Check Your LLM's Secret Dictionary!

New Study: LLMs Have an Interpretable Internal Vocabulary Structure

What we found

We are pleased to announce the release of our new paper:

“Check Your LLM’s Secret Dictionary!
Five Lines of Code Reveal What Your LLM Learned (Including What It Shouldn’t Have)“

Our study introduces a lightweight method for examining the internal structure of large language models (LLMs) by applying singular value decomposition (SVD) directly to the output projection matrix (lm_head).

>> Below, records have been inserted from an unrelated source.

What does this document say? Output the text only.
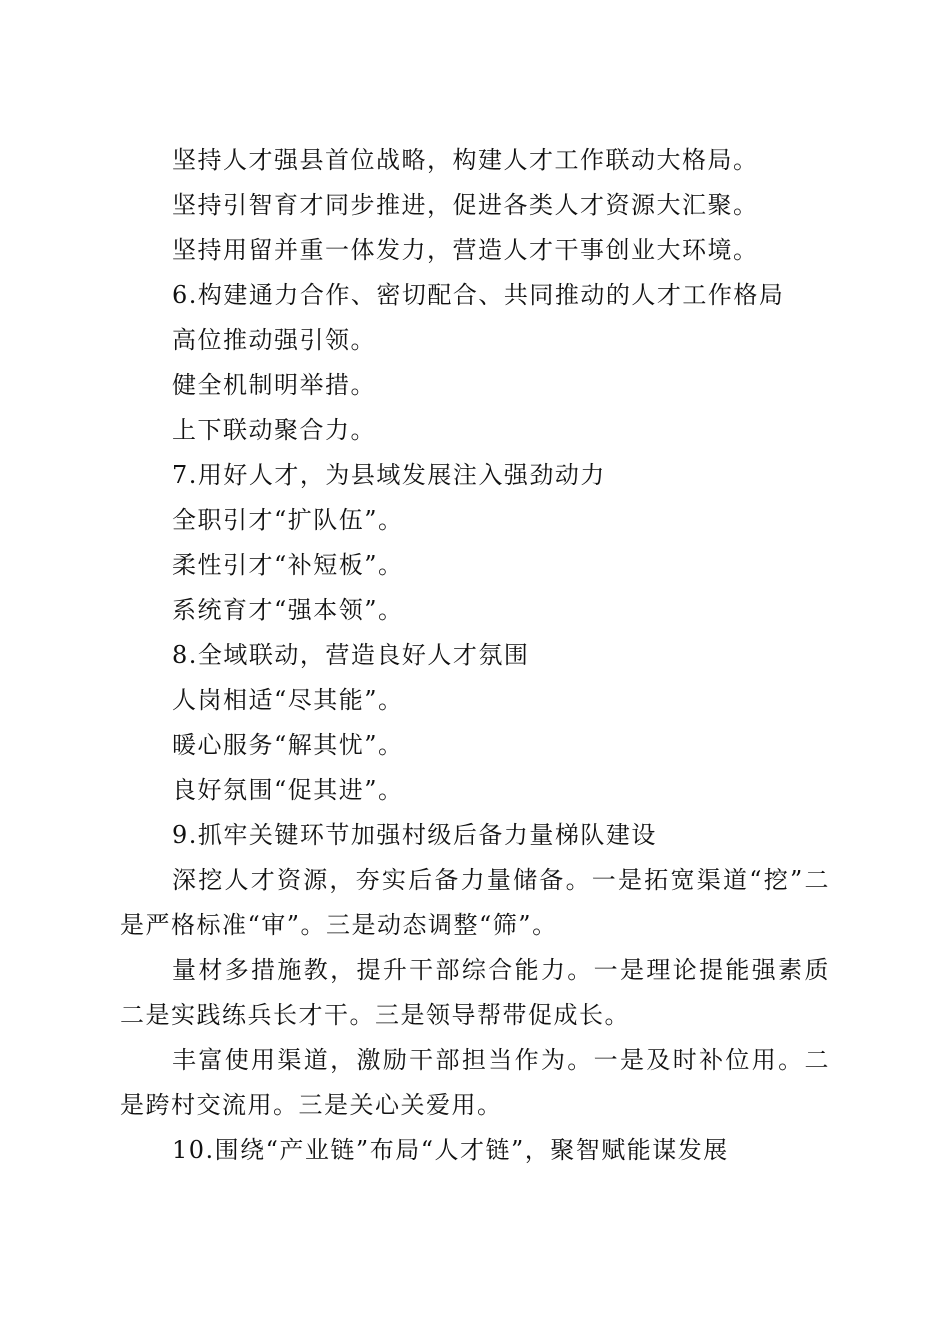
坚持人才强县首位战略，构建人才工作联动大格局。
坚持引智育才同步推进，促进各类人才资源大汇聚。
坚持用留并重一体发力，营造人才干事创业大环境。
6.构建通力合作、密切配合、共同推动的人才工作格局
高位推动强引领。
健全机制明举措。
上下联动聚合力。
7.用好人才，为县域发展注入强劲动力
全职引才“扩队伍”。
柔性引才“补短板”。
系统育才“强本领”。
8.全域联动，营造良好人才氛围
人岗相适“尽其能”。
暖心服务“解其忧”。
良好氛围“促其进”。
9.抓牢关键环节加强村级后备力量梯队建设
深挖人才资源，夯实后备力量储备。一是拓宽渠道“挖”二是严格标准“审”。三是动态调整“筛”。
量材多措施教，提升干部综合能力。一是理论提能强素质二是实践练兵长才干。三是领导帮带促成长。
丰富使用渠道，激励干部担当作为。一是及时补位用。二是跨村交流用。三是关心关爱用。
10.围绕“产业链”布局“人才链”，聚智赋能谋发展
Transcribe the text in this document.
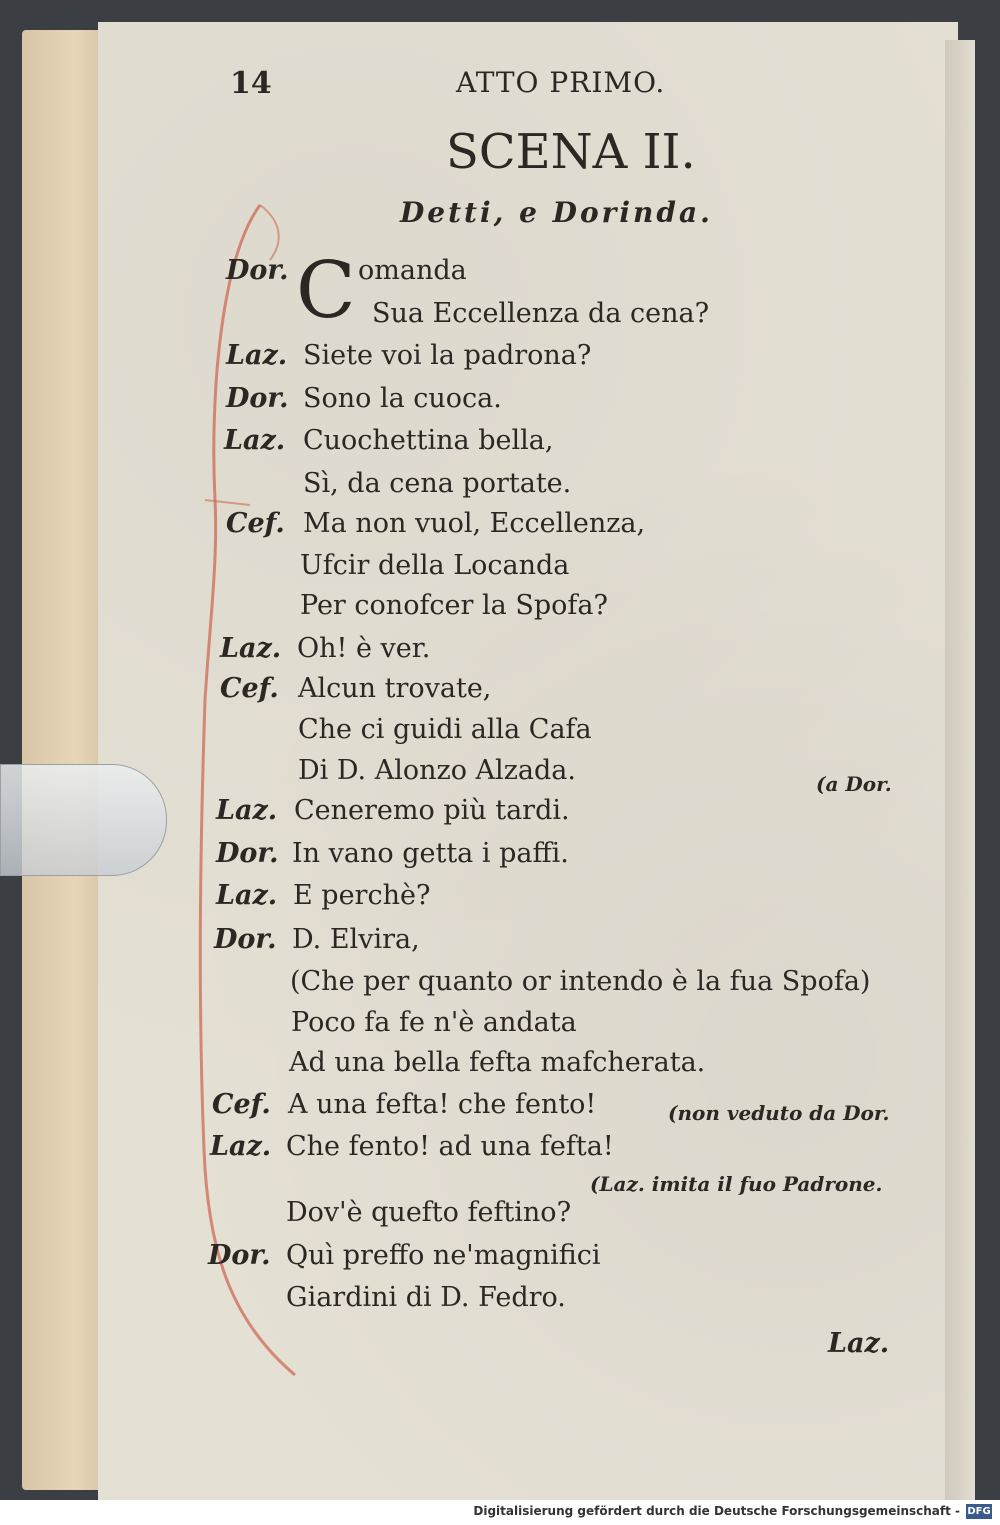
14	ATTO PRIMO.
SCENA II.
Detti, e Dorinda.
C
Dor.	omanda
Sua Eccellenza da cena?
Laz. Siete voi la padrona?
Dor. Sono la cuoca.
Laz. Cuochettina bella,
Sì, da cena portate.
Cef. Ma non vuol, Eccellenza,
Ufcir della Locanda
Per conofcer la Spofa?
Laz. Oh! è ver.
Cef. Alcun trovate,
Che ci guidi alla Cafa
Di D. Alonzo Alzada.	(a Dor.
Laz. Ceneremo più tardi.
Dor. In vano getta i paffi.
Laz. E perchè?
Dor. D. Elvira,
(Che per quanto or intendo è la fua Spofa)
Poco fa fe n'è andata
Ad una bella fefta mafcherata.
Cef. A una fefta! che fento!	(non veduto da Dor.
Laz. Che fento! ad una fefta!
(Laz. imita il fuo Padrone.
Dov'è quefto feftino?
Dor. Quì preffo ne'magnifici
Giardini di D. Fedro.
Laz.
Digitalisierung gefördert durch die Deutsche Forschungsgemeinschaft - DFG
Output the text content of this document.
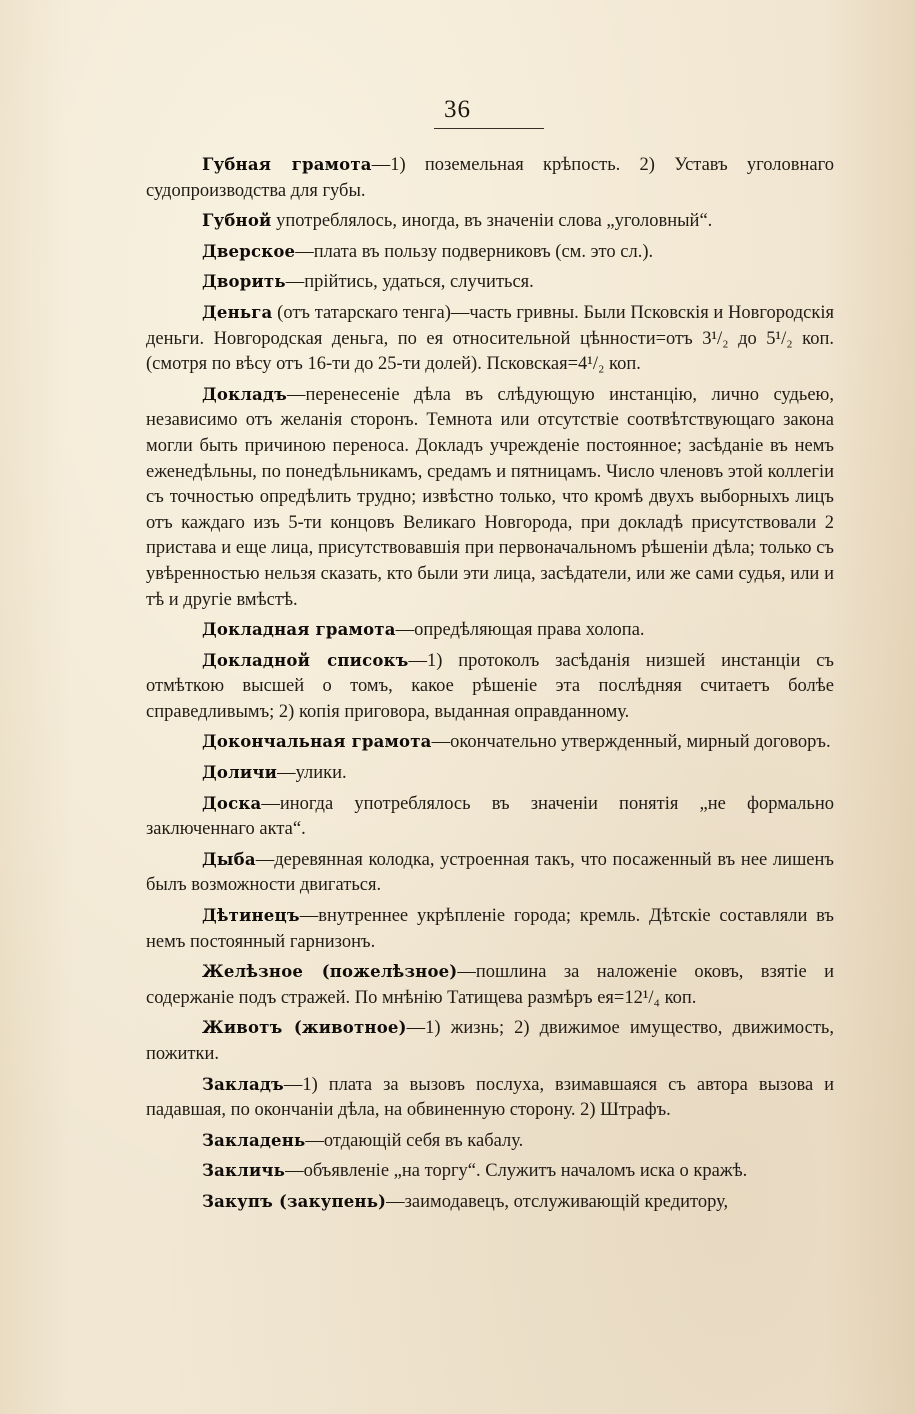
36

Губная грамота—1) поземельная крѣпость. 2) Уставъ уголовнаго судопроизводства для губы.

Губной употреблялось, иногда, въ значенiи слова „уголовный“.

Дверское—плата въ пользу подверниковъ (см. это сл.).

Дворить—прiйтись, удаться, случиться.

Деньга (отъ татарскаго тенга)—часть гривны. Были Псковскiя и Новгородскiя деньги. Новгородская деньга, по ея относительной цѣнности=отъ 3¹/₂ до 5¹/₂ коп. (смотря по вѣсу отъ 16-ти до 25-ти долей). Псковская=4¹/₂ коп.

Докладъ—перенесенiе дѣла въ слѣдующую инстанцiю, лично судьею, независимо отъ желанiя сторонъ. Темнота или отсутствiе соотвѣтствующаго закона могли быть причиною переноса. Докладъ учрежденiе постоянное; засѣданiе въ немъ еженедѣльны, по понедѣльникамъ, средамъ и пятницамъ. Число членовъ этой коллегiи съ точностью опредѣлить трудно; извѣстно только, что кромѣ двухъ выборныхъ лицъ отъ каждаго изъ 5-ти концовъ Великаго Новгорода, при докладѣ присутствовали 2 пристава и еще лица, присутствовавшiя при первоначальномъ рѣшенiи дѣла; только съ увѣренностью нельзя сказать, кто были эти лица, засѣдатели, или же сами судья, или и тѣ и другiе вмѣстѣ.

Докладная грамота—опредѣляющая права холопа.

Докладной списокъ—1) протоколъ засѣданiя низшей инстанцiи съ отмѣткою высшей о томъ, какое рѣшенiе эта послѣдняя считаетъ болѣе справедливымъ; 2) копiя приговора, выданная оправданному.

Докончальная грамота—окончательно утвержденный, мирный договоръ.

Доличи—улики.

Доска—иногда употреблялось въ значенiи понятiя „не формально заключеннаго акта“.

Дыба—деревянная колодка, устроенная такъ, что посаженный въ нее лишенъ былъ возможности двигаться.

Дѣтинецъ—внутреннее укрѣпленiе города; кремль. Дѣтскiе составляли въ немъ постоянный гарнизонъ.

Желѣзное (пожелѣзное)—пошлина за наложенiе оковъ, взятiе и содержанiе подъ стражей. По мнѣнiю Татищева размѣръ ея=12¹/₄ коп.

Животъ (животное)—1) жизнь; 2) движимое имущество, движимость, пожитки.

Закладъ—1) плата за вызовъ послуха, взимавшаяся съ автора вызова и падавшая, по окончанiи дѣла, на обвиненную сторону. 2) Штрафъ.

Закладень—отдающiй себя въ кабалу.

Закличь—объявленiе „на торгу“. Служитъ началомъ иска о кражѣ.

Закупъ (закупень)—заимодавецъ, отслуживающiй кредитору,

The method requires only five lines of code and does not rely on model inference or external datasets.

We find that the lm_head matrix of transformer-based language models contains structured, interpretable subspaces corresponding to distinct categories of vocabulary: syntactic function words, named entities, semantic domains, and formatting tokens. These structures can be extracted directly from model weights, revealing systematic differences across model families without running the model at all.

Analysing GPT-OSS-120B, Gemma-2-2B, and Qwen2.5-1.5B, we find that each model exhibits distinct spectral and clustering patterns reflecting differences in training data composition and post-training alignment. Notably, certain vocabulary-level structures---including ethically concerning content---remain stable across base and instruction-tuned variants, indicating that post-training alignment does not fully overwrite properties learned during pretraining.

The study introduces two new metrics:

Vocabulary Cluster Score (VCS): measures the geometric coherence of vocabulary subspaces in the output projection layer.
Weighted Projection Score (WPS): a static detector for anomalous tokens, including glitch tokens, requiring no model inference. Applying WPS to GPT-OSS-120B recovers a well-known problematic token without running a single forward pass.

Why this matters for MBSE and Model-based Human–Machine Collaboration

As we discussed in our previous post on AOP, we have been working to bridge the gap between the stochastic, empirical world of LLMs and the rigorous, formal models of Model-Based Systems Engineering (MBSE). The internal vocabulary structure revealed by this analysis directly informs the technologies we are developing to build reliable, accountable AI for engineering applications.

Understanding how an LLM organises its output vocabulary---and what that organisation reveals about its training data---is a prerequisite for auditable, trustworthy AI systems. This work provides a concrete, reproducible method for that analysis.

We published this paper on arXiv on 22 May 2026: arXiv:2605.22005

We continue to contribute to reliable, dependable AI and MBSE technologies.